次日清晨,刘青平依旧早早起身,洗漱完毕后,便按照老杂役的安排,前往后院整理昨日未完成的杂物,胸口的古籍被他妥善藏好,丝毫不敢大意。
经过昨日的观察,他越发确定管家行踪诡异,那个黑色小盒子里的秘密,还有黄字号仓库深处的隐秘,都让他心中的疑虑愈发浓重。
他一边整理杂物,一边暗中留意四周的动静,既警惕着吴家福的监视,也留意着管家的动向,生怕错过任何一丝有用的线索。
干活间隙,他偶尔会想起掌柜昨日的暗示,心中暗暗盘算,只要继续保持高效能干的模样,迟早能获得掌柜的信任,接触到典当行的核心业务。
可他也清楚,管家对他的警惕从未消散,吴家福的试探只是开始,后续必然会有更严苛的试探,他必须时刻保持伪装,不能有丝毫松懈。
果然,没过多久,一阵沉稳而有节奏的脚步声从后院回廊传来,不同于杂役的匆忙,也不同于吴家福的轻佻,那脚步声带着一股不容置疑的压迫感,一步步靠近。
刘青平心中一凛,瞬间认出这是管家的脚步声,他立刻收敛心神,低下头,装作专注干活的样子,双手依旧麻利地整理着杂物,神色依旧是那副怯懦顺从的模样。
他知道,管家亲自来了,这意味着,试探升级了,稍有不慎,就会暴露自己,甚至暴露胸口的古籍。
脚步声停在了他的身后,一股冰冷的气息笼罩而来,不用回头,刘青平也能感受到管家锐利如刀的目光,正紧紧落在他的身上,打量着他的一举一动。
“刘青平。”管家的声音缓缓响起,语气平淡,却带着不容置疑的威严,没有丝毫多余的寒暄,直接叫出了他的名字。
刘青平连忙停下手中的活,转过身,微微低下头,恭恭敬敬地躬身应道:“小人在,见过管家。”
他的声音带着几分刻意的怯懦,身体微微紧绷,装作紧张的样子,完美复刻着原主面对管家时的敬畏与胆怯。
管家没有说话,目光缓缓扫过他整理好的杂物,又落在他的身上,上下打量着他,语气平淡地说道:“今日巡查,见你依旧在踏实干活,倒是难得。”
刘青平连忙低下头,恭恭敬敬地说道:“小人不敢偷懒,能有活干,已是管家和掌柜的恩典,小人定当全力以赴,好好干活。”

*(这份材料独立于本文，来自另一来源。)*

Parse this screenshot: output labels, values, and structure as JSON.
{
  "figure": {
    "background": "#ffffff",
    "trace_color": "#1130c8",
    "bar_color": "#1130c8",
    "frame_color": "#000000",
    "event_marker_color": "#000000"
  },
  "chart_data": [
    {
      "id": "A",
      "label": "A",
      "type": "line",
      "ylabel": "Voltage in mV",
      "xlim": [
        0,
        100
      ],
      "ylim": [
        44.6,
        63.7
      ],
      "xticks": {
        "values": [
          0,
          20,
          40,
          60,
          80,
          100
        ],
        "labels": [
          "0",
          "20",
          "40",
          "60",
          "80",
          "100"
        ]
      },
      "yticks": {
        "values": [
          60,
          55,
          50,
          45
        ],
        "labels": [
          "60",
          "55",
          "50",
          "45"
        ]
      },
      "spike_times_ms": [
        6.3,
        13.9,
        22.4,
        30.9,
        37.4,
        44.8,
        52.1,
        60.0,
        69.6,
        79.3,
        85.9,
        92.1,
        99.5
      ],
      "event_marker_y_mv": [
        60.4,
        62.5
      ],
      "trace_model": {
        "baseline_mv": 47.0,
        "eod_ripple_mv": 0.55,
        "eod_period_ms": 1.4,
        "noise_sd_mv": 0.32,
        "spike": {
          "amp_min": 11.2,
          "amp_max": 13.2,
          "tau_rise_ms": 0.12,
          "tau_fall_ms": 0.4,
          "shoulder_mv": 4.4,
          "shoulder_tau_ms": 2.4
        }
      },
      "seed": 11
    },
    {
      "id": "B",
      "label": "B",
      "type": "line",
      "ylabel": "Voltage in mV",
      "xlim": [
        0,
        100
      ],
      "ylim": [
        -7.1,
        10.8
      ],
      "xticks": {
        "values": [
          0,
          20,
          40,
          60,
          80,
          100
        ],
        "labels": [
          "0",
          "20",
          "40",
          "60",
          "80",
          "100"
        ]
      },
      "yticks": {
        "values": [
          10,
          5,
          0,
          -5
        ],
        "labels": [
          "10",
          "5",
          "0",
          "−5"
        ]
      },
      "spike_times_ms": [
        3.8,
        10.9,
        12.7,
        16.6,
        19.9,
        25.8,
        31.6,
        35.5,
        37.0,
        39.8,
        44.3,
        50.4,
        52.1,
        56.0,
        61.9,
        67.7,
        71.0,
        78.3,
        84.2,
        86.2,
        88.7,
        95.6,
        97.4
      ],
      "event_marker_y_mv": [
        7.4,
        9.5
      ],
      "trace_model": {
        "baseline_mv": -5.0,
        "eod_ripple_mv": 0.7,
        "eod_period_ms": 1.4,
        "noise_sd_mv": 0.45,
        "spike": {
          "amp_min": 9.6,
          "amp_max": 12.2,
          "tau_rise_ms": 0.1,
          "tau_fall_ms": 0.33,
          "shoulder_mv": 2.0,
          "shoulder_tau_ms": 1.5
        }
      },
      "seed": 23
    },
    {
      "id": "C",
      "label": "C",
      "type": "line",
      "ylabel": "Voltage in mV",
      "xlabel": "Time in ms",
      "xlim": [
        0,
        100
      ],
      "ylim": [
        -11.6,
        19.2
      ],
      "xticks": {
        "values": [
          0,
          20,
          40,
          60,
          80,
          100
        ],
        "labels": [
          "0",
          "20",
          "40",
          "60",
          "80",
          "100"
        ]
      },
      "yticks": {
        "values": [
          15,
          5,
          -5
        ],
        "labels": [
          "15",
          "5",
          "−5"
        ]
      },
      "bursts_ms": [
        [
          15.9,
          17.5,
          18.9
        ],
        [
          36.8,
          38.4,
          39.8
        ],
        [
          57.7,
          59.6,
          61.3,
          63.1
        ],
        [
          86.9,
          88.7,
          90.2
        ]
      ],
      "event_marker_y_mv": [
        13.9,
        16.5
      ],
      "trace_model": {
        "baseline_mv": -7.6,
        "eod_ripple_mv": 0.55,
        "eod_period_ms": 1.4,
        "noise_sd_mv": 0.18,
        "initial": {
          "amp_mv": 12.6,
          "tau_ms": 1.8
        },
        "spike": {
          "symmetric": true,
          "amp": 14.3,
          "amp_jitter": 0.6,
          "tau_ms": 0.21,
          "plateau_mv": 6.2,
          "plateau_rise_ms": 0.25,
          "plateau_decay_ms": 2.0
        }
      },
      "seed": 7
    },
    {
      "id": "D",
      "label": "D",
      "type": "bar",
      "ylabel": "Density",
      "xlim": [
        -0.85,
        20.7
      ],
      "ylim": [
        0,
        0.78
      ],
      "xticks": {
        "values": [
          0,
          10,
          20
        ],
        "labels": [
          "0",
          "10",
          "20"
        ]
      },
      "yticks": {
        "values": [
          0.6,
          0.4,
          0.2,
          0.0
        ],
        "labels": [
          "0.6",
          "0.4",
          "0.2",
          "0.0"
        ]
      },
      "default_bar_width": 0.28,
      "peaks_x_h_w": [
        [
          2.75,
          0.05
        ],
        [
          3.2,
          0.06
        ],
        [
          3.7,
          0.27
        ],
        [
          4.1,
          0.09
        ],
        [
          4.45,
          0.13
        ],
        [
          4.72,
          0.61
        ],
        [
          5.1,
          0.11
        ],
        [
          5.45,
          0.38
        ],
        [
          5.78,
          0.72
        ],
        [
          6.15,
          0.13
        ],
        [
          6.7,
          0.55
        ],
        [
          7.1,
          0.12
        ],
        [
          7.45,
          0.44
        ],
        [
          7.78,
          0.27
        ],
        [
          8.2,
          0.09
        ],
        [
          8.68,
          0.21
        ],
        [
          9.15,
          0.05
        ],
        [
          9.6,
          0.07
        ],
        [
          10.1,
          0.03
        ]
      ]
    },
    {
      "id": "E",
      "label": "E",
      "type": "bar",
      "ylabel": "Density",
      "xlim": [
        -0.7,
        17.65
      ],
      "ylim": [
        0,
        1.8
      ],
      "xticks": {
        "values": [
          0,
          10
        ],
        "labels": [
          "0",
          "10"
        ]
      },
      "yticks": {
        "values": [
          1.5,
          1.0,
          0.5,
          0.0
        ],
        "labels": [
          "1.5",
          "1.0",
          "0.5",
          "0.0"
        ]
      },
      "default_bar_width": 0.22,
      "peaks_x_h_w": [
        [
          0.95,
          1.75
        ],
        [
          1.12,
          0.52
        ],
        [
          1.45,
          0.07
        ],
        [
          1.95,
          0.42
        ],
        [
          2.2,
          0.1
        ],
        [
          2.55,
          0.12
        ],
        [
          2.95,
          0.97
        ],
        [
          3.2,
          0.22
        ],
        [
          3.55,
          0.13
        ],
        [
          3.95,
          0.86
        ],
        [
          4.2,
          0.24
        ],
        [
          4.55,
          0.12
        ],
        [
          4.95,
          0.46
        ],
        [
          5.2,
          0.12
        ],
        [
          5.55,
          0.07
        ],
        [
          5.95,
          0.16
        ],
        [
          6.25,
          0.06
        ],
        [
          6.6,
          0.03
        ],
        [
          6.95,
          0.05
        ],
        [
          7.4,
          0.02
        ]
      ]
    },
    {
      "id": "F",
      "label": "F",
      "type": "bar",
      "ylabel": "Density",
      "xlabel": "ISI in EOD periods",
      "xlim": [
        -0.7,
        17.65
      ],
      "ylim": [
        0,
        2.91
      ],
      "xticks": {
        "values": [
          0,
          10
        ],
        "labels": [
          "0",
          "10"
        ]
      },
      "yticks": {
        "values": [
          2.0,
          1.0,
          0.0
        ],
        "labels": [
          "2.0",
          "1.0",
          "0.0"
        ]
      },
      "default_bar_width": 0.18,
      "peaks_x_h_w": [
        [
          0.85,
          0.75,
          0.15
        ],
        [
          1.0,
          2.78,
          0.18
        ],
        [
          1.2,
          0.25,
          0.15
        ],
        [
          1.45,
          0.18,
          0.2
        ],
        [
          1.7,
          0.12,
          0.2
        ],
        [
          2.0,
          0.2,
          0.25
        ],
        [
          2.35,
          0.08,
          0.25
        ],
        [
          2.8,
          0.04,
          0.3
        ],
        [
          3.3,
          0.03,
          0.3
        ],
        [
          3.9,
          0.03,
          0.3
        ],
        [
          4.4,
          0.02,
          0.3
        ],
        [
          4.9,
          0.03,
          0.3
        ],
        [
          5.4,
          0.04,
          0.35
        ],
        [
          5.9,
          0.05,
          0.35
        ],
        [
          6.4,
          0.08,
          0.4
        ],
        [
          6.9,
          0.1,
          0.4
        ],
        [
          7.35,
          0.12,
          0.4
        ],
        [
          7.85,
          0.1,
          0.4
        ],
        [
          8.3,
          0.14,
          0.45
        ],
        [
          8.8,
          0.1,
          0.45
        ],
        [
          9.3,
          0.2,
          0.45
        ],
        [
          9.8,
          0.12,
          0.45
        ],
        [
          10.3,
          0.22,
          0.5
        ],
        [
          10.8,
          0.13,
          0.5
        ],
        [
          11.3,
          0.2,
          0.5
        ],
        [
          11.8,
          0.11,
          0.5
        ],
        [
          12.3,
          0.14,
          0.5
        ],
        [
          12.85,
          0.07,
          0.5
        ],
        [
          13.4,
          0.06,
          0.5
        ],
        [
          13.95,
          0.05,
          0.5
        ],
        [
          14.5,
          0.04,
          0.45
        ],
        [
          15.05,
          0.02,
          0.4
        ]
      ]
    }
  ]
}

管家点了点头,话锋一转,语气依旧平淡,却带着明显的试探:“我听说,家福这几日一直在监视你,也试探过你几次,你倒是安分,没什么异常。”
刘青平心中一动,知道管家是在试探他是否察觉到了吴家福的监视,也在试探他是否有什么不满。
他连忙抬起头,脸上露出几分感激的神色,语气诚恳:“多谢管家体恤,家福兄弟也是奉命行事,并未为难小人,反而时常关照小人,小人心中十分感激。”
说完,他又立刻低下头,装作胆怯的样子,不敢与管家锐利的目光对视,避免引起怀疑。
管家盯着他的头顶看了片刻,没有再多说什么,而是弯腰,伸手翻看他整理好的杂物,动作缓慢,却带着明显的目的性,每一件杂物都被他仔细翻看,丝毫没有敷衍。
刘青平站在一旁,强作镇定,双手垂在身侧,指尖微微蜷缩,心中虽然紧张,表面却依旧保持着怯懦顺从的模样,主动说道:“管家若是放心不下,尽管翻看,小人整理的都是些普通杂物,没有什么异常。”
管家翻查的动作没有停顿,目光时不时落在刘青平的袖口和身上,眼神锐利,显然是在试探他是否藏有异常物品,尤其是在他的袖口处,停留了许久。
刘青平的心脏微微跳动,手心冒出了细密的冷汗,他刻意挺直了一些身体,让自己看起来更加坦荡,同时暗暗庆幸,自己将古籍藏在了贴身衣物里,而非袖口,否则必然会被管家发现。
“身上除了干活的工具,还有什么东西?”管家翻查完杂物,直起身,目光紧紧锁住刘青平的脸,语气平淡,却带着不容回避的追问。
刘青平连忙摇了摇头,语气诚恳,带着几分怯懦:“回管家,小人身上除了干活的扫帚、簸箕,什么都没有,不敢私藏任何东西。”